Wednesday, April 11, 2012

My World, Now and Forever


The inspiration to write this came from the recently ended “Love Letter Campaign”.  I’m currently assigned to a WTU, and have basically nothing but time, so I spent part of today looking through the FOV blog.  It was touching to read all of those heartfelt letters to spouses.  Even though the campaign is officially over, I felt that I needed to contribute.  Not as a spouse that’s a caretaker, but as the spouse with PTSD.

K,

When I first met and got to know you, I was awe-struck.  You had a way of carrying yourself that showed confidence and intelligence, and your beauty was spell binding.  It took me a while to wake up to the fact that you were attracted to me, and I’ll admit that you made the first moves, but that was because I figured you were out of my league. 

Now it’s ten years later, and you’re still out of my league.  Your beauty has only improved over the years, and your qualities of intelligence, compassion, resilience, selflessness, and dedication have grown beyond the levels that any normal person should have.  I love you for this.

You’ve moved, worried, and cried over the last eight years in support of my job and me.  You’ve given so much and never asked for anything material in return.  You’ve held me when I needed it, gave me space when I’ve needed it, and called me out when I’ve needed it.
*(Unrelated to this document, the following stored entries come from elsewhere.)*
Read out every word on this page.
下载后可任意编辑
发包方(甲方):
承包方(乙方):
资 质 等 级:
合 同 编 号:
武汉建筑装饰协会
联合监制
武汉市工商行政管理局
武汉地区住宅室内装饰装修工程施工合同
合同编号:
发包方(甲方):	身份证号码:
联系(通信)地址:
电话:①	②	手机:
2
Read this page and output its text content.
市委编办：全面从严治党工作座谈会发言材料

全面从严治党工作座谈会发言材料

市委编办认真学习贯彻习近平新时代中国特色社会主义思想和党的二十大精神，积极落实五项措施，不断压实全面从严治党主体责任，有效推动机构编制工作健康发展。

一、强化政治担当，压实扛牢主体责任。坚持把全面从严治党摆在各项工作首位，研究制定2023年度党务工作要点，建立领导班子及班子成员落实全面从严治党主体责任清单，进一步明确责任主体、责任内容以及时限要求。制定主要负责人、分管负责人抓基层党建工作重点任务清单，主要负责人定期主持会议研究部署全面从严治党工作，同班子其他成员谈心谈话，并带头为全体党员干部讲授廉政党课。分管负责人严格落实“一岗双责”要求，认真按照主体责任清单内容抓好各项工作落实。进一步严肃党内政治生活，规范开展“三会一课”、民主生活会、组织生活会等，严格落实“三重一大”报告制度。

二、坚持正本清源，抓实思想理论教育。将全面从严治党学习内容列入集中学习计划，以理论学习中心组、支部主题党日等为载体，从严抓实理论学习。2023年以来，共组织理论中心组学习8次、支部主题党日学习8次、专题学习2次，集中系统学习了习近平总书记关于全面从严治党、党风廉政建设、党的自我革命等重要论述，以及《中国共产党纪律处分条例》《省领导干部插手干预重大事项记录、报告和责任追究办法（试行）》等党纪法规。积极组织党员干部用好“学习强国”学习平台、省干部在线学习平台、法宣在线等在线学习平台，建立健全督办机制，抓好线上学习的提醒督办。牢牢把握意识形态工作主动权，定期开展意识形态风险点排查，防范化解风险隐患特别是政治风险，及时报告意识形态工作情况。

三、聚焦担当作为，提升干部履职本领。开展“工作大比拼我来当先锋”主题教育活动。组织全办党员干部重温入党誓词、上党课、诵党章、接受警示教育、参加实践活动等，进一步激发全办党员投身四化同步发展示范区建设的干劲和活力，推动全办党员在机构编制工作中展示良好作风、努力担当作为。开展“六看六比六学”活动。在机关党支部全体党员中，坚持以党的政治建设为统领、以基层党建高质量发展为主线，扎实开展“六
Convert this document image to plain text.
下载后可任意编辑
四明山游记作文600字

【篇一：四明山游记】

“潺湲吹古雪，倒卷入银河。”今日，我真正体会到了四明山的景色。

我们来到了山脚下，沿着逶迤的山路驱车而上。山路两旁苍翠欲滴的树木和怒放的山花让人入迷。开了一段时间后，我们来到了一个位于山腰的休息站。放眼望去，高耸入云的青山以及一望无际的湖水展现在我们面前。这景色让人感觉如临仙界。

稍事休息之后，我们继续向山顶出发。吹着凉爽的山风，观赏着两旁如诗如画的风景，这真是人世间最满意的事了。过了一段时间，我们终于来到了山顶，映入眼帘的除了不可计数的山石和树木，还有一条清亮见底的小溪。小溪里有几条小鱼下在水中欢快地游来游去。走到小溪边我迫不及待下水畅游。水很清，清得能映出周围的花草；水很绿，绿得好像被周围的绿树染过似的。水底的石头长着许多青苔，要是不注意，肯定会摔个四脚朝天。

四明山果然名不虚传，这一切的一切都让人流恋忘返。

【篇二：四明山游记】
I love you for this.

I don’t know how you’ve held it together over that last few trying years.  Your strength is amazing.  You’ve been my caretaker, my counselor, my friend, and wife without fail.  You never took me for granted, and didn’t leave when I shut down, or raged, or lied, or drank, or wanted to die.  I love you for this.

You have done nothing but improve as a wife, a woman, and a friend, even while I was slipping into my own hole.  Your support, love, conversation, affection, and stubbornness helped pull me out of that hole.  Now that things are slowly getting better, I appreciate you more than I could ever express with words.  The time we spend together, even when it’s doing something as simple as watching TV, is precious to me.  Small things, like rubbing my back as I’m about to fall asleep remind me of why I love you. 

You are my world, now and forever.

Love,
B.

1 comment:

  1. My husband is currently stationed in the WTU Battalion in Ft. Carson, CO and I am unable to be with him. I do my best to do what I can for him but he drinks, gets angry, lies to me and has currently not spoken to me in 24hrs. I went online looking for support and found this blog. I hope that my husband feels the way about me that you do about your wife. This letter helped me remember why I stick it out through the struggle. It helped me remember that even when he doesnt show me love that I just have to show him mine as much as I can. To back down when he needs me to and to call him out when he needs it. I wish that our circumstance allowed for me to be in Colorado with him but unfortunatly it doesnt and this breaks my heart. I can't touch him or make him pick up the phone and he has no support system where he is. It breaks my heart and today I was really down. Thank you for posting this it has helped me remember in the end it is worth it. Many happy years to you and your wife and again thank you so much for sharing.